I am new to grain brewing, havent done any as yet, am currently in the process of building a herms system.

What would be the mashg schedule for this brew??

REgards

Ben


----------



## oneills (11/6/06)

That sounds like a rather tasty drop. It will be interesting to hear how it turns out .


----------



## T.D. (11/6/06)

Benno-5,

I would guess that the mash would be a single infusion job. Probably 65-66 degrees, but Ross will have to give you the exact details since its his recipe. 

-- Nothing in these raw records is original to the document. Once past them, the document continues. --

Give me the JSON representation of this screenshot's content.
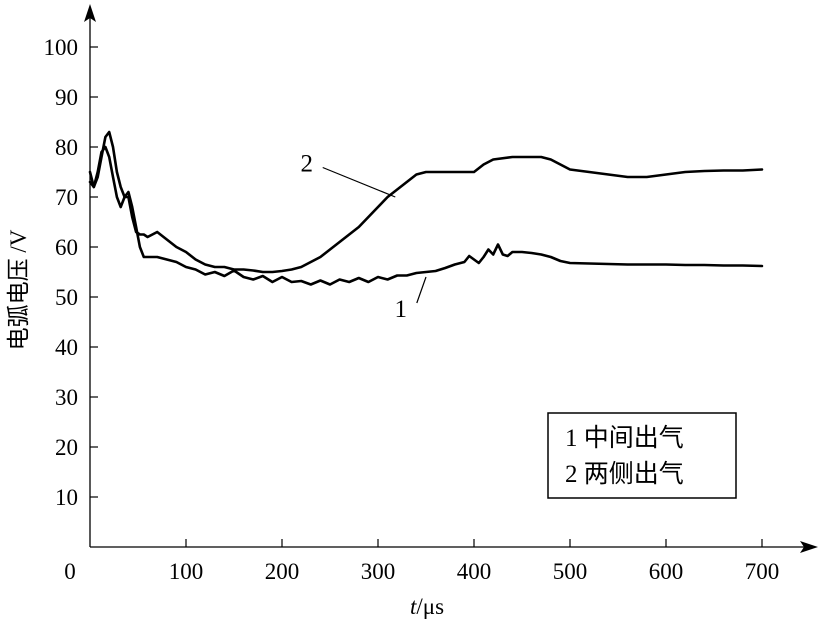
{
  "chart_data": {
    "type": "line",
    "xlabel": "t/μs",
    "xlabel_italic_part": "t",
    "xlabel_rest": "/μs",
    "ylabel": "电弧电压 /V",
    "xlim": [
      0,
      760
    ],
    "ylim": [
      0,
      110
    ],
    "x_ticks": [
      0,
      100,
      200,
      300,
      400,
      500,
      600,
      700
    ],
    "x_tick_labels": [
      "0",
      "100",
      "200",
      "300",
      "400",
      "500",
      "600",
      "700"
    ],
    "y_ticks": [
      10,
      20,
      30,
      40,
      50,
      60,
      70,
      80,
      90,
      100
    ],
    "y_tick_labels": [
      "10",
      "20",
      "30",
      "40",
      "50",
      "60",
      "70",
      "80",
      "90",
      "100"
    ],
    "legend_position": "bottom-right",
    "legend": [
      "1 中间出气",
      "2 两侧出气"
    ],
    "series": [
      {
        "name": "1",
        "label": "1",
        "label_at": [
          330,
          46
        ],
        "leader_to": [
          350,
          54
        ],
        "x": [
          0,
          4,
          8,
          12,
          16,
          20,
          24,
          28,
          32,
          36,
          40,
          44,
          48,
          52,
          56,
          60,
          70,
          80,
          90,
          100,
          110,
          120,
          130,
          140,
          150,
          160,
          170,
          180,
          190,
          200,
          210,
          220,
          230,
          240,
          250,
          260,
          270,
          280,
          290,
          300,
          310,
          320,
          330,
          340,
          350,
          360,
          370,
          380,
          390,
          395,
          400,
          405,
          410,
          415,
          420,
          425,
          430,
          435,
          440,
          450,
          460,
          470,
          480,
          490,
          500,
          520,
          540,
          560,
          580,
          600,
          620,
          640,
          660,
          680,
          700
        ],
        "y": [
          73,
          72,
          75,
          79,
          80,
          78,
          74,
          70,
          68,
          70,
          71,
          68,
          64,
          60,
          58,
          58,
          58,
          57.5,
          57,
          56,
          55.5,
          54.5,
          55,
          54.2,
          55.3,
          54,
          53.5,
          54.2,
          53,
          54,
          53,
          53.2,
          52.5,
          53.3,
          52.5,
          53.5,
          53,
          53.8,
          53,
          54,
          53.5,
          54.3,
          54.3,
          54.8,
          55,
          55.2,
          55.8,
          56.5,
          57,
          58.2,
          57.5,
          56.8,
          58,
          59.5,
          58.5,
          60.5,
          58.5,
          58.2,
          59,
          59,
          58.8,
          58.5,
          58,
          57.2,
          56.8,
          56.7,
          56.6,
          56.5,
          56.5,
          56.5,
          56.4,
          56.4,
          56.3,
          56.3,
          56.2
        ]
      },
      {
        "name": "2",
        "label": "2",
        "label_at": [
          232,
          75.5
        ],
        "leader_to": [
          318,
          70
        ],
        "x": [
          0,
          4,
          8,
          12,
          16,
          20,
          24,
          28,
          32,
          36,
          40,
          44,
          48,
          52,
          56,
          60,
          70,
          80,
          90,
          100,
          110,
          120,
          130,
          140,
          150,
          160,
          170,
          180,
          190,
          200,
          210,
          220,
          230,
          240,
          250,
          260,
          270,
          280,
          290,
          300,
          310,
          320,
          330,
          340,
          350,
          355,
          360,
          380,
          400,
          410,
          420,
          440,
          460,
          470,
          480,
          490,
          500,
          520,
          540,
          560,
          580,
          600,
          620,
          640,
          660,
          680,
          700
        ],
        "y": [
          75,
          72,
          74,
          78,
          82,
          83,
          80,
          75,
          72,
          70,
          70,
          66,
          63,
          62.5,
          62.5,
          62,
          63,
          61.5,
          60,
          59,
          57.5,
          56.5,
          56,
          56,
          55.5,
          55.5,
          55.3,
          55,
          55,
          55.2,
          55.5,
          56,
          57,
          58,
          59.5,
          61,
          62.5,
          64,
          66,
          68,
          70,
          71.5,
          73,
          74.5,
          75,
          75,
          75,
          75,
          75,
          76.5,
          77.5,
          78,
          78,
          78,
          77.5,
          76.5,
          75.5,
          75,
          74.5,
          74,
          74,
          74.5,
          75,
          75.2,
          75.3,
          75.3,
          75.5
        ]
      }
    ]
  }
}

I generally mash pilsners and light lagers at 65deg for 1 to 1.5 hours. I like light lagers to have a nice dry crisp flavour. My last pilsner finished at 1.007 (from 1.048), which I was a bit surprised at, but essentially as you increase the mash temp by each degree I have found it increases the FG of the beer by around 2 points.


----------



## Benno-5 (11/6/06)

Thanks TD

I will give it a go when the new system is built, will try it with a step 50 - 60 - 70 mash with half hour rests, its all very new to me the all grain brewing, but I can only learn and hopefully make beers that are better then the (great) malt extract ones I have been doing up until now.


----------



## Ross (11/6/06)

Benno-5 said:


> Ross
> 
> I am new to grain brewing, havent done any as yet, am currently in the process of building a herms system.
> 
> ...



Brewed it on Thursday & pitched the yeast Friday arvo, after finding my son had mailed off my yeast to a customer - "customers come first dad" he said with a grin - Arghhhhh.

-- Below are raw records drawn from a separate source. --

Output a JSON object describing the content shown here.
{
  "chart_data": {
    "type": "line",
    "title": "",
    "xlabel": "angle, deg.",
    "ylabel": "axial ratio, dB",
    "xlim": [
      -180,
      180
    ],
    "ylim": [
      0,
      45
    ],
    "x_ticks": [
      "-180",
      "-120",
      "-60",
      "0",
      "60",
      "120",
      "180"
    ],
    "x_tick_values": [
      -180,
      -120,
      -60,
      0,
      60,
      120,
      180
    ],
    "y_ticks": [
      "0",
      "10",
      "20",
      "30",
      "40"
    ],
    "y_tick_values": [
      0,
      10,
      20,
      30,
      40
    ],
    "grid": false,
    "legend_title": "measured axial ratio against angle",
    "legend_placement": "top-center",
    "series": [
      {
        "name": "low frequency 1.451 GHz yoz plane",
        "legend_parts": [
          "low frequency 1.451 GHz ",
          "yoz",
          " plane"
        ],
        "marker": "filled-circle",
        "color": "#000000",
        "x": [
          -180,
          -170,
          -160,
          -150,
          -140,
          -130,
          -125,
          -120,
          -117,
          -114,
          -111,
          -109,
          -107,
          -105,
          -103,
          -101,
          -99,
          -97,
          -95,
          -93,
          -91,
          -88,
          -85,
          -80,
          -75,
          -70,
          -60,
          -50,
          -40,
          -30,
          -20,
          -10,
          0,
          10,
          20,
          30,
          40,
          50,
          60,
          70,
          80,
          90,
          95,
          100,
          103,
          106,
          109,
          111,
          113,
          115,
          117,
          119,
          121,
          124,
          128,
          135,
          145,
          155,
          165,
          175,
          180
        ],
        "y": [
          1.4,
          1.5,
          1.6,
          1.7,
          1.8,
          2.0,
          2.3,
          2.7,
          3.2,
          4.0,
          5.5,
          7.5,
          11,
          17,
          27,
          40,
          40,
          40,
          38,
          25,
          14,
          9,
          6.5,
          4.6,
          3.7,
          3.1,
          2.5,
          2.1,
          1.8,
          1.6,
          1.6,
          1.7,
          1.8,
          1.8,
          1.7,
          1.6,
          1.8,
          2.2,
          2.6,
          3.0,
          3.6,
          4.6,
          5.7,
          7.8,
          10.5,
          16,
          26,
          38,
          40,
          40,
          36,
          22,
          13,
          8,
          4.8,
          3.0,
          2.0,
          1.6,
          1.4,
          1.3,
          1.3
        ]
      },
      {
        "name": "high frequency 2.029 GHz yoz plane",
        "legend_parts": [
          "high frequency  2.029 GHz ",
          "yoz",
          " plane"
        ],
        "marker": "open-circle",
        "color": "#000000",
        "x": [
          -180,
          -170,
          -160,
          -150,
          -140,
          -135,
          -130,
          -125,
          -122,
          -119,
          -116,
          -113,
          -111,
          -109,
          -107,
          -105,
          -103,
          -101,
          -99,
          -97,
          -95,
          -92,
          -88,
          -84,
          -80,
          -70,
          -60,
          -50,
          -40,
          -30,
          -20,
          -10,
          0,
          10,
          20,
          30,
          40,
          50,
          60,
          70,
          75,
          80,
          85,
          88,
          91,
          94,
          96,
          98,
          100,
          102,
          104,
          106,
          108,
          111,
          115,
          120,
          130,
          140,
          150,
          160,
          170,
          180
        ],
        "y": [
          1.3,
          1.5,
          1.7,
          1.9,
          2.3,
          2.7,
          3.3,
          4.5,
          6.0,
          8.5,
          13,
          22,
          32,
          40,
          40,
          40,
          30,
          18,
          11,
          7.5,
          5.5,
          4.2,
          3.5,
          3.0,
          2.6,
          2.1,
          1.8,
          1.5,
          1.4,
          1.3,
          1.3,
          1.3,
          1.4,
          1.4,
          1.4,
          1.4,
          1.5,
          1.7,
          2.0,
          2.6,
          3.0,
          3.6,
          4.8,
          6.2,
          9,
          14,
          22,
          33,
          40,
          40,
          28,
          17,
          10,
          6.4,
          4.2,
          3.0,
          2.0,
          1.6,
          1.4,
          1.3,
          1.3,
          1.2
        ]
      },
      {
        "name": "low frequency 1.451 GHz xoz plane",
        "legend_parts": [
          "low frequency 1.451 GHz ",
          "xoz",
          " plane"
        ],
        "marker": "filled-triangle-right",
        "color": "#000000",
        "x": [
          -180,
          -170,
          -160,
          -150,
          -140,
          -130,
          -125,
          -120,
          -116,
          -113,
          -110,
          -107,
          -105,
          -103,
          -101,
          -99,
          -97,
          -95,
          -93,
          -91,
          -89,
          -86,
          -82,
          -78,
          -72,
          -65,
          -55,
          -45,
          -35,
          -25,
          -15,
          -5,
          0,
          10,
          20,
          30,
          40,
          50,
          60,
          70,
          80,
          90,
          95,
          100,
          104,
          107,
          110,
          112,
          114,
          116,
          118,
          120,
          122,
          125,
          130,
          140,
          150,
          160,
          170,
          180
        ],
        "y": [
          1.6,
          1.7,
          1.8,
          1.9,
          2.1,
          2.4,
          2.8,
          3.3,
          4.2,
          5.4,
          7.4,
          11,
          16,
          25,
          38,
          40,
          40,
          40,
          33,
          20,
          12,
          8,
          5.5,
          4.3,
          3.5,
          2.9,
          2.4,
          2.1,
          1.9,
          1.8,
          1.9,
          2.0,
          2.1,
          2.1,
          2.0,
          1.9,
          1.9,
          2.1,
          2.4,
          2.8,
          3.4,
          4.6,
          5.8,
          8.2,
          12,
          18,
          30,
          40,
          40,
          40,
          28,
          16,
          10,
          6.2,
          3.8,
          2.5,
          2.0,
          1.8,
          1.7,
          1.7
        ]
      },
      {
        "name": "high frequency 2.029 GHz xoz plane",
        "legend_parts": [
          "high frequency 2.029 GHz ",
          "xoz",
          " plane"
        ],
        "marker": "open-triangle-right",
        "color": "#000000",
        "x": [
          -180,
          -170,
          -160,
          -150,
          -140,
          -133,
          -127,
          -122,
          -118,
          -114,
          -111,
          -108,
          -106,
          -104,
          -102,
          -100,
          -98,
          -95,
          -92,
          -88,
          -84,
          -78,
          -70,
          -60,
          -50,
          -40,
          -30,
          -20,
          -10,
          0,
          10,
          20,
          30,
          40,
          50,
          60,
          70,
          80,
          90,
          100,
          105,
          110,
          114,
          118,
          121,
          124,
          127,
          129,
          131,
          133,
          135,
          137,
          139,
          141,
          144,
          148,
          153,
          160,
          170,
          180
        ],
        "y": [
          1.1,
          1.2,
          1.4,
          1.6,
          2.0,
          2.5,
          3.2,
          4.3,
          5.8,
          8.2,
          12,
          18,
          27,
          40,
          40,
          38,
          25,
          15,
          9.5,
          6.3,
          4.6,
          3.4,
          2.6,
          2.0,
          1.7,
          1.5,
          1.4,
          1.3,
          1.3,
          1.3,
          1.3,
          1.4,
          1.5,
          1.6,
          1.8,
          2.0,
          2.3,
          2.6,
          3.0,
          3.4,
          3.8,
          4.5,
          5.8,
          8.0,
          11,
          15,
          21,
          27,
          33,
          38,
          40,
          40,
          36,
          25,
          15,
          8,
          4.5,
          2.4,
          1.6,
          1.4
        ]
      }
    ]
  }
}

I did it with a single infusion mash at 64c 2.5L/kg & batch sparges. Fermenting happily away at 9c...

cheers Ross


----------



## sluggerdog (15/7/06)

Noticed in your sig ross you now have this on tap. how's the flavour of the Saphir?

Am keen to maybe give that one a go myself.


----------



## Ross (15/7/06)

Loving it Sluggerdog - Personally I'd up the IBU's from my first recipe as I prefer a bit more hop bite. The Saphir is a lovely hop, tastes great - pop over & have a taste...

cheers Ross


----------



## sluggerdog (15/7/06)

Would love to come and taste but will have to take a raincheck.

Will be interested to hear when you get these hops back in stock so I can give them a crack myself.

Cheers
SD!


----------



## Ash in Perth (17/7/06)

Im thinking about using this hop as a final addition in a simple munich helles (95% wey pils, 5% melanoiden) with Perle for bittering. Does the late hopping rate you use give too much flavour/aroma for this style? 

I was thinking about a 30g addition at 15min only plus bittering at 60 only.


----------



## Ross (17/7/06)

Ash in Perth said:


> Im thinking about using this hop as a final addition in a simple munich helles (95% wey pils, 5% melanoiden) with Perle for bittering. Does the late hopping rate you use give too much flavour/aroma for this style?
> 
> I was thinking about a 30g addition at 15min only plus bittering at 60 only.



Ash,

Never having had a fresh Bo Pils I can't really comment - Saphir has a really nice, soft clean aroma profile & appears to give a touch of sweetness, it's why on my next one I'll be upping the IBU's at least another 10 units or like you, using another hop for bittering. The current beer tastes about 25 IBU's to me...

Sluggerdog, will be plenty back in stock this week.

cheers Ross


----------



## tangent (17/7/06)

i agree Ash
clean bitterness and aroma but not much hop flavour otherwise the light malt is overshadowed
it's actually a tricky style to brew. much harder than a gutsy ale anyway.
my 1st BoPils had a husky flavour, i'm thinking too much sparging
2nd is tasting better (on tap now)
3rd (lagering) should be awesome


----------